Figure 8. AAT regulates neutrophil chemotaxis through two different mechanisms.

(A) In response to IL-8, cell activation is accompanied by Akt phosphorylation and Ca²⁺ flux, leading to F-actin formation and cytoskeletal rearrangements. In vivo, the resting circulating MM neutrophil is surrounded by a high concentration of AAT (27.5 μM).
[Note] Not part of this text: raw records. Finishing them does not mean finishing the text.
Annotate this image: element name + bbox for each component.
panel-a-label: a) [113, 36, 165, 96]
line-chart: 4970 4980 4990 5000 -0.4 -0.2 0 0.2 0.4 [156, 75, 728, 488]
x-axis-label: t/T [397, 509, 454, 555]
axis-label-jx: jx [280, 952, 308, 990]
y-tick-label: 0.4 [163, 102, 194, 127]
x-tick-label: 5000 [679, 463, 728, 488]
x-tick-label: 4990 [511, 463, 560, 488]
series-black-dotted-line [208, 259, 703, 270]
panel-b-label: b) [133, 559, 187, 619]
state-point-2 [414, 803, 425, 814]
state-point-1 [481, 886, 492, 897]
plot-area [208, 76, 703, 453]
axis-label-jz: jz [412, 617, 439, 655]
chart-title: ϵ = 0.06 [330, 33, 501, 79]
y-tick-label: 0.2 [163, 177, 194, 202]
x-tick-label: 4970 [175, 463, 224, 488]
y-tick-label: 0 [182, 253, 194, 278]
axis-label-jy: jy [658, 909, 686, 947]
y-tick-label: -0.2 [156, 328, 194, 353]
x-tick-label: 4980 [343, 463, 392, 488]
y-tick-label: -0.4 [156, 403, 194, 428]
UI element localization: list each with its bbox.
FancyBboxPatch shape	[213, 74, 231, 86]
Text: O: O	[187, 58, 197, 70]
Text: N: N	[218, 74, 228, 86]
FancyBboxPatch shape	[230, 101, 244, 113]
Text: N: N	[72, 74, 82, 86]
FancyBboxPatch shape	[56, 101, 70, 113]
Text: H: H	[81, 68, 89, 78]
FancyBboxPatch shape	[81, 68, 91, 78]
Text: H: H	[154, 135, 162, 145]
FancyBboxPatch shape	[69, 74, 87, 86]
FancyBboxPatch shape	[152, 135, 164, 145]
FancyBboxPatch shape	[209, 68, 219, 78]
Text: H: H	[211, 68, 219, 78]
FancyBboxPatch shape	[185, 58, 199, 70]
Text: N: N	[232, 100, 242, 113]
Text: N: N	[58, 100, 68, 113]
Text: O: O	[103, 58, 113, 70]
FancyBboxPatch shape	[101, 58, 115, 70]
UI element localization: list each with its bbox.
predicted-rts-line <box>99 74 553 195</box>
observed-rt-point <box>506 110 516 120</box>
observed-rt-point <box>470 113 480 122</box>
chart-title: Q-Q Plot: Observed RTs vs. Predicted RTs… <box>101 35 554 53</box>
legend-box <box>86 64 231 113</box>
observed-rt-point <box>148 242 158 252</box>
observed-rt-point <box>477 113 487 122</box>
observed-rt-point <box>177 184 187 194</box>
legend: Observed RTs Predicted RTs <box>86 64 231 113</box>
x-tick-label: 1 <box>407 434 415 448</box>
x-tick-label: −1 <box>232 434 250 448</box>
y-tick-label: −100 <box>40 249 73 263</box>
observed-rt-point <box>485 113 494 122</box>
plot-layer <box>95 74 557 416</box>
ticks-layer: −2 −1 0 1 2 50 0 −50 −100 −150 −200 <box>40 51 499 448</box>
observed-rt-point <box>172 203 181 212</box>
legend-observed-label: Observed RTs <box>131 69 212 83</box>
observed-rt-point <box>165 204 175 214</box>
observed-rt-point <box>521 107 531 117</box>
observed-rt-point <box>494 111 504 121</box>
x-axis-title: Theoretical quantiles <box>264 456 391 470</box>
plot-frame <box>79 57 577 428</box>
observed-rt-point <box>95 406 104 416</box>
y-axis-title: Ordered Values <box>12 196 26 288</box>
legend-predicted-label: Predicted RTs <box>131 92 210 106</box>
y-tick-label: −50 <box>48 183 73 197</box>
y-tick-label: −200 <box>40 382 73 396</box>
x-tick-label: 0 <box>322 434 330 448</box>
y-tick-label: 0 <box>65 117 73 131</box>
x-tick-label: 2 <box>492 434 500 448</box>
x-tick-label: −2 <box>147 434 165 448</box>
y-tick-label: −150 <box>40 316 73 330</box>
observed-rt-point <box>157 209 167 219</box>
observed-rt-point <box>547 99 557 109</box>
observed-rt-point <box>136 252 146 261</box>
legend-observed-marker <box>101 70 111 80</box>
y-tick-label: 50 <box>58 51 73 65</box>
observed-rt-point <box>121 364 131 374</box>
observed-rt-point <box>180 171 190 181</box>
AAT binds IL-8 and modulates CXCR1 engagement. (B) In response to sIC (i), ADAM-17 activity is increased (ii), causing shedding of the FcγRIIIb from the membrane (iii). Possible signaling mechanisms involve crosslinking with CR3, CD32a, or the fMLP receptor (iv) and migration of cells to the site of inflammation. AAT modulates chemotaxis by inhibiting ADAM-17 activity, resulting in diminished release of FcγRIIIb from the neutrophil membrane.